From the outside, the church of St Martin of Tours, the most northwesterly Catholic church on the Scottish mainland, looks like the bakery it once was; while the tower of the grand church of St Margaret, Huntly, built of Morayshire sandstone, was inspired by the architecture of Spain. Its benefactors were Carlos Gordon of Cadiz and John Gordon of Jerez, both members of the Gordons of Wardhouse, a prominent Catholic family from the Huntly area in the 19th century There are over 50 churches in the book, eleven of which are illustrated with photographs, architectural drawings and descriptions of their location and history, together with an entry on the ‘secret seminary’ at Scalan in Glenlivet. This section is followed by John Hume’s beautiful line drawings and historical notes on the diocese’s remaining churches, including Pluscarden Abbey and the Italian Chapel built by prisoners of war at Lang Holm in Orkney.

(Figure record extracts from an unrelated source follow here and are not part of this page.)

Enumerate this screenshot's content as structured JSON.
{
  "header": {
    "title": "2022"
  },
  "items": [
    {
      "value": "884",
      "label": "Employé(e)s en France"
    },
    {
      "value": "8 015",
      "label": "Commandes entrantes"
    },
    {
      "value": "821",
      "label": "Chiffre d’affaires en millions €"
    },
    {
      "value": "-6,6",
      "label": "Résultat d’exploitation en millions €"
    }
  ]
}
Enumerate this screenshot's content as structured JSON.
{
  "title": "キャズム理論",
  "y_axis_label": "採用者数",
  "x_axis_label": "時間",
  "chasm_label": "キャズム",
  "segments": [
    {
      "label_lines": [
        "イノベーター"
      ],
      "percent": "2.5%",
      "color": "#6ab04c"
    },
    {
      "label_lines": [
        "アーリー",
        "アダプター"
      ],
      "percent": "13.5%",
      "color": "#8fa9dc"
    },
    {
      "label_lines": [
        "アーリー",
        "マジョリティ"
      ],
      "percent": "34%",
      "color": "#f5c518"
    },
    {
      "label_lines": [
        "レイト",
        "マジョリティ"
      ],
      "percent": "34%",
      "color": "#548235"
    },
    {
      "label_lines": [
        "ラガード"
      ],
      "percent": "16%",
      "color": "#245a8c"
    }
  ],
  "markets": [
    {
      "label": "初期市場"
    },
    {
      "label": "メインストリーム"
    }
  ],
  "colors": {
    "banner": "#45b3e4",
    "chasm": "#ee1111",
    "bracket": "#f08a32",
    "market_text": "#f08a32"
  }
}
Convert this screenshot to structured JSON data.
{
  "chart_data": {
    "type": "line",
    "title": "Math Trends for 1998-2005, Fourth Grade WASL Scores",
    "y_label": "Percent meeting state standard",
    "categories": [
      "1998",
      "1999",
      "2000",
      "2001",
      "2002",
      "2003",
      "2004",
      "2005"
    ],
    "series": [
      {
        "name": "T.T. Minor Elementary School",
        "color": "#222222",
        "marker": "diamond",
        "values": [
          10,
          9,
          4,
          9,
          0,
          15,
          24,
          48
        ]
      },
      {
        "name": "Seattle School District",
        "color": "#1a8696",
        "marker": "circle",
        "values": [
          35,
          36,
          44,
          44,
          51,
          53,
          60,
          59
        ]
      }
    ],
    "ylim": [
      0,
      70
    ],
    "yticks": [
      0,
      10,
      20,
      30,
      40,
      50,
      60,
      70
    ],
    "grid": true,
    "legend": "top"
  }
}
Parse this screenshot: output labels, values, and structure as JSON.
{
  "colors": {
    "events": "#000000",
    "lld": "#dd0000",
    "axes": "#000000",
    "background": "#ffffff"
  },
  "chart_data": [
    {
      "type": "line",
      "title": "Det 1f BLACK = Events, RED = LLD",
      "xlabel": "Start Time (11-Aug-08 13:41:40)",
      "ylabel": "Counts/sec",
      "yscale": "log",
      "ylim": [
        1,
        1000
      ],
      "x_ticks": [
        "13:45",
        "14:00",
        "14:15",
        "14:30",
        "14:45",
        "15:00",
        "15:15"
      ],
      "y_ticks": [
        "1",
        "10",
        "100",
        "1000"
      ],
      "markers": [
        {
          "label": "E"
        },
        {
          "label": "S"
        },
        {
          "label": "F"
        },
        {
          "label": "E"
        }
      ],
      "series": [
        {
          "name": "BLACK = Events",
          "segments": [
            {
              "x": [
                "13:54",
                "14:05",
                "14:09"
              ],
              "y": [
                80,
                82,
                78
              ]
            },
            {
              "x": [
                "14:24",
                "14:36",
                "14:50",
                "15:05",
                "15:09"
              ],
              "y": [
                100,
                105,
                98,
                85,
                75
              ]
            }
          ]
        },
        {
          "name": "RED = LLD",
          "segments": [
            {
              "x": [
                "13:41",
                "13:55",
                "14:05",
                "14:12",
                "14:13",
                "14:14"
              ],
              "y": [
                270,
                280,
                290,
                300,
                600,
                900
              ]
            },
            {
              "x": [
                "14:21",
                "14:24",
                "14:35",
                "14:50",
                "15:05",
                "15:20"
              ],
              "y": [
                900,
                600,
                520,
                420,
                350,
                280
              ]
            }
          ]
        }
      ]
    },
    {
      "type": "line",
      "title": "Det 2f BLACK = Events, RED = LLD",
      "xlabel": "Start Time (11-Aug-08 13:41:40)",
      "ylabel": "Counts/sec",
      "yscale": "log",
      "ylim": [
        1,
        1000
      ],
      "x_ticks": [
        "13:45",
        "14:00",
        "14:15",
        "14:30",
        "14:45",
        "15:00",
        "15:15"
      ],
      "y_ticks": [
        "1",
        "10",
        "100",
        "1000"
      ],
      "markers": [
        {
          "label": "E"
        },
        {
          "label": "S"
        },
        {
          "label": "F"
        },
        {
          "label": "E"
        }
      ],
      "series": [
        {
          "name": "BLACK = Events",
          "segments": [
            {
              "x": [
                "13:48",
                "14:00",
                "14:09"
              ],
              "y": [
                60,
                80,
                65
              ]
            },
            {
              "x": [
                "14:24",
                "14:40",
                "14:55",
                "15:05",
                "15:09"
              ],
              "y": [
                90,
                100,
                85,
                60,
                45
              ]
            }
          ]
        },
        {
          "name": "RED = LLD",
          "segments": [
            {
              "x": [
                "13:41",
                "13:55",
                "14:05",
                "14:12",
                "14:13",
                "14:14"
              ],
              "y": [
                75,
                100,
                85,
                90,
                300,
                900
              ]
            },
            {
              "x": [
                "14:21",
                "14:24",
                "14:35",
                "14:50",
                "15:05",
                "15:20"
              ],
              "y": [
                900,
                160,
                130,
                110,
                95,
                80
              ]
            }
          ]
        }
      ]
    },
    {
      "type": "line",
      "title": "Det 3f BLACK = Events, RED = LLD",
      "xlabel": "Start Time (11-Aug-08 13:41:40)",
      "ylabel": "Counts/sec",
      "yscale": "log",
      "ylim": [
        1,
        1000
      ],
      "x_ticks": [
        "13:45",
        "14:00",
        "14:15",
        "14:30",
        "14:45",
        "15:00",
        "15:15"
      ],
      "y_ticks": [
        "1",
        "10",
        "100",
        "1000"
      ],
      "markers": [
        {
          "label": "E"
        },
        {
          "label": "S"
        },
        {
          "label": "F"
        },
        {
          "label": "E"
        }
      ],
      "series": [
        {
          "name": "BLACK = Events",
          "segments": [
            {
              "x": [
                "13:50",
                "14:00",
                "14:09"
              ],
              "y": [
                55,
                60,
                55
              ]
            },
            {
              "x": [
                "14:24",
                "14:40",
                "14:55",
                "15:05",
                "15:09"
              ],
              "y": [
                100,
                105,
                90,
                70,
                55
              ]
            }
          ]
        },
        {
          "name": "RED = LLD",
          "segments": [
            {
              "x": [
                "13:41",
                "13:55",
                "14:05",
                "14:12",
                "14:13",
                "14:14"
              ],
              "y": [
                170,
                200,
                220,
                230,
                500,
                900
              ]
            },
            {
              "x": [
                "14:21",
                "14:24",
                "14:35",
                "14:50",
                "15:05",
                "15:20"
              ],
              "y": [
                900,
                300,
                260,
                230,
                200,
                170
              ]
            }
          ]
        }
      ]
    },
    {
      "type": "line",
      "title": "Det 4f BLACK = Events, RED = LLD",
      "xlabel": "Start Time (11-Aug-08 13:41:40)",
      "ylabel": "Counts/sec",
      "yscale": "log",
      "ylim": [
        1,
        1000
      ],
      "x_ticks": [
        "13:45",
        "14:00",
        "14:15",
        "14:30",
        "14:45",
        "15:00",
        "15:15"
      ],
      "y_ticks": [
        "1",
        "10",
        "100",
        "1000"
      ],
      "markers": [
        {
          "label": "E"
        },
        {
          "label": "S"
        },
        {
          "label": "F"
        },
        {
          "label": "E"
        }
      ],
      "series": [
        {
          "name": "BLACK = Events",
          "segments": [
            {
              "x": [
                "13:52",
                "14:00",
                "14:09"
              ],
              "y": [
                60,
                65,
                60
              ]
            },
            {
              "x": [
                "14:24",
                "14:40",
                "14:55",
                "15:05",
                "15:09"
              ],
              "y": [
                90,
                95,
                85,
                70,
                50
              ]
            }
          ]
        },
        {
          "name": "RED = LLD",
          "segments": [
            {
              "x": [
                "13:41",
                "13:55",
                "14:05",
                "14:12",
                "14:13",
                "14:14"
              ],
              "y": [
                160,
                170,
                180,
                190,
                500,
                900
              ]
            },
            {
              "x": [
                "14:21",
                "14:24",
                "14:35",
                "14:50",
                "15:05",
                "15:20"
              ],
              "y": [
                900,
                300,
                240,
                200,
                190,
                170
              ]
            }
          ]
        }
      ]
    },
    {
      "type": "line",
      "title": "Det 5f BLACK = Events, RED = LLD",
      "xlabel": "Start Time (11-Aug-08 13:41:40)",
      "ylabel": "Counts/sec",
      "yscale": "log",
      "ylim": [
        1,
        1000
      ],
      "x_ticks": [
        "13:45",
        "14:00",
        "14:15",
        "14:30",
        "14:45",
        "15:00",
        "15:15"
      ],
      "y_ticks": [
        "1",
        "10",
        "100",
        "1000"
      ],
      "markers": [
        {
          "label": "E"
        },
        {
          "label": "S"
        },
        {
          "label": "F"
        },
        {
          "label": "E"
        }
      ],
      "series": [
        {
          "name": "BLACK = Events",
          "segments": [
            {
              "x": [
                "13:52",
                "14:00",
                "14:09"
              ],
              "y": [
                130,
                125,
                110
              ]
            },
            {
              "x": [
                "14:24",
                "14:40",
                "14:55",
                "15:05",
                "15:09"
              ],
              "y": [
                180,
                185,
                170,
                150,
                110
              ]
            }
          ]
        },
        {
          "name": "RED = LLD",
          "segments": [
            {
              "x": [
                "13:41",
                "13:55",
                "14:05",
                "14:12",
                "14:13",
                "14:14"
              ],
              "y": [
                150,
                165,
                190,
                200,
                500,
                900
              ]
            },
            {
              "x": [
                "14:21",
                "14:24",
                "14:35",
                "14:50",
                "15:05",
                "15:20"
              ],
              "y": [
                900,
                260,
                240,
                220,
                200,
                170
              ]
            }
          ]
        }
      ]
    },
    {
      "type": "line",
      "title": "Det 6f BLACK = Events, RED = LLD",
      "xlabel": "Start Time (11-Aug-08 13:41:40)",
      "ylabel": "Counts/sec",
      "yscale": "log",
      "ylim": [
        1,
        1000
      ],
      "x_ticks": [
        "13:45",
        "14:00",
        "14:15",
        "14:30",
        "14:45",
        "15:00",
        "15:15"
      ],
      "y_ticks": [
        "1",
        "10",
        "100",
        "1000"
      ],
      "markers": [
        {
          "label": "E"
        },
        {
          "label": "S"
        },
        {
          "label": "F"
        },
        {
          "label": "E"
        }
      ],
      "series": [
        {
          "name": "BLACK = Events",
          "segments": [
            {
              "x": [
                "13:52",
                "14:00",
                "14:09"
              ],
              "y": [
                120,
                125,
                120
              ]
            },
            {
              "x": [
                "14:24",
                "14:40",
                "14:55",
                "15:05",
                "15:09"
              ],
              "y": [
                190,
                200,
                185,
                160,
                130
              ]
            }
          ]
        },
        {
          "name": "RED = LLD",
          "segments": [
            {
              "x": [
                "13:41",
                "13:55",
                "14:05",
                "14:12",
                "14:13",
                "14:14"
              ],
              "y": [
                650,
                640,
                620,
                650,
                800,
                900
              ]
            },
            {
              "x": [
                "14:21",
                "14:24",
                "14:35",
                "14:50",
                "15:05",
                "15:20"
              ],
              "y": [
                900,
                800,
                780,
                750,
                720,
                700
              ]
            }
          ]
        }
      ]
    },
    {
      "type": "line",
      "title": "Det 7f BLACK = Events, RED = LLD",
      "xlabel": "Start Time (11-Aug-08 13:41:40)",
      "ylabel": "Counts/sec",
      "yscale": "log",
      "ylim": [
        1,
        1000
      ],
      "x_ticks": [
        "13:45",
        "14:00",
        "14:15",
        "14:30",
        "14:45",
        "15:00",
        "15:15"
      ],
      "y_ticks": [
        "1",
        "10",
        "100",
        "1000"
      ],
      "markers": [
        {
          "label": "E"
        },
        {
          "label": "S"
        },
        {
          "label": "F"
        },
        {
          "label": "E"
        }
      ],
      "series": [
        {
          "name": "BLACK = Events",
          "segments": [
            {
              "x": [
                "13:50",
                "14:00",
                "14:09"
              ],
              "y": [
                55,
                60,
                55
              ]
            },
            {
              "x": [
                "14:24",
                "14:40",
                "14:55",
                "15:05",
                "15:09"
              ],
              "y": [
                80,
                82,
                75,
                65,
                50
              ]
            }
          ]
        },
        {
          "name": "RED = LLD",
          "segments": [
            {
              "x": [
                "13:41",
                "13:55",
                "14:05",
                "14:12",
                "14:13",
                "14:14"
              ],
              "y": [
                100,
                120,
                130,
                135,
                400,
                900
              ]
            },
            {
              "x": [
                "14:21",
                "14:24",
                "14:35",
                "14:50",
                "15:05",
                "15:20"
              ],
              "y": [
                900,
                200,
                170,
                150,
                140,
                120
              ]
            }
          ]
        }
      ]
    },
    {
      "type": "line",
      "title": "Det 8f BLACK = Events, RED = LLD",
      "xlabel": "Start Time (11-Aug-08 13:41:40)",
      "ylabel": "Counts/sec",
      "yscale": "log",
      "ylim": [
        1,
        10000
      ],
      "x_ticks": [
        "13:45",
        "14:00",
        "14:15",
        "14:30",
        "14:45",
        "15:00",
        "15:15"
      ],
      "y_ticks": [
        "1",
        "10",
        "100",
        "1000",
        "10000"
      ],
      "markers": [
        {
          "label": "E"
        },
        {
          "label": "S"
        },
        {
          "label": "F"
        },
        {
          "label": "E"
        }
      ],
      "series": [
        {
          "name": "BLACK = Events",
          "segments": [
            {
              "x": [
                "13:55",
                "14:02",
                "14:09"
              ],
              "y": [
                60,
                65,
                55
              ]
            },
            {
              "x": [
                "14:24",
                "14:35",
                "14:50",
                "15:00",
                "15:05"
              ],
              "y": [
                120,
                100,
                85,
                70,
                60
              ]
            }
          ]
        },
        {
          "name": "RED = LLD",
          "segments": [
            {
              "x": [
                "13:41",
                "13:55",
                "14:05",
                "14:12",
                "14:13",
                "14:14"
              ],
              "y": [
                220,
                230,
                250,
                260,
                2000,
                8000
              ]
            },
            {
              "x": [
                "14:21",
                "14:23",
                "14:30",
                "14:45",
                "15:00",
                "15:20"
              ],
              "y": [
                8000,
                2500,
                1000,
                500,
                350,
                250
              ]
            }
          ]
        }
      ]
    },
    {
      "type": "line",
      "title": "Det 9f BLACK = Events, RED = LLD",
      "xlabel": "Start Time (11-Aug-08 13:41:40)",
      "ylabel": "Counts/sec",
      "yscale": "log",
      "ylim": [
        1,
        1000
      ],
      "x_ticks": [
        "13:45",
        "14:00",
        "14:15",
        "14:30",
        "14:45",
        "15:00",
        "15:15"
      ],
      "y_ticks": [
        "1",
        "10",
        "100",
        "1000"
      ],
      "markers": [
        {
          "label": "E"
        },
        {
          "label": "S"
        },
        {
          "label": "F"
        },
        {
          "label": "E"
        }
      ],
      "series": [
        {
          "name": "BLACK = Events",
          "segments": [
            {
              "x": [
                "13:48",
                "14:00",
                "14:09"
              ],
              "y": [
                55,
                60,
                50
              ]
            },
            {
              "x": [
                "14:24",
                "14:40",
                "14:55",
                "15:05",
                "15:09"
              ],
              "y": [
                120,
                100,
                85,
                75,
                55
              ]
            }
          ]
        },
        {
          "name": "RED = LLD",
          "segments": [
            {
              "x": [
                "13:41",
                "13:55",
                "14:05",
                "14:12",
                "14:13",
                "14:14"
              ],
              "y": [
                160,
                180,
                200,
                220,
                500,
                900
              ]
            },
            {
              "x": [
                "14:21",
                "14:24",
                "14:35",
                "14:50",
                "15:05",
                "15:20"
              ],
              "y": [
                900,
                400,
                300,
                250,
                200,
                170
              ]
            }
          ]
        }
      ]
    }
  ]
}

The churches are rich with local and ecclesiastical history. St Bean, who is commemorated in the church of Our Lady and St Bean, Marydale, was the founder of the bishopric of Mortlach in Banff in the eleventh century. His feast day is celebrated in the Diocese of Aberdeen on 26th October.

The Church of St Gregory, Preshome, built in 1788, five years before the repeal of the Penal Laws, was tucked away discreetly on the edge of the Enzie Braes. It was later developed to a design by Peter Paul Pugin and was gifted a painting of St Gregory the Great by the Italian painter Annibale Caracci (possibly a contemporary copy). To find this ‘gem of a church’ on a back road well away from the beaten track is ‘quite astonishing… Here, in the first folds of the Enzie Braes, safe from the world, sits the Church of St Gregory in a land where it feels that time has stopped’.

Attention is drawn to particular features which visitors to the churches might appreciate: the jewel like colours of the stained glass window in the west wall of St Columba’s, Banchory; the restored plasterwork in the same church, which won an award from the Worshipful Company of Plasterers; the ‘colour, light and serenity’ of the interior of St Lawrence, Dingwall. The language is often technical, however, and a glossary would have been helpful. Who knows what ‘squinces or pendentives at the re-entrant corners’ might be, for example (p86) or windows with ‘foiled tops and chamfered ingoes’ (p44)?

Despite this, and some repetition between sections, the book, as its title suggests, shines a light on the religious and political history of a beautiful part of Scotland, and reflects the faith and creativity of those who built many of its churches.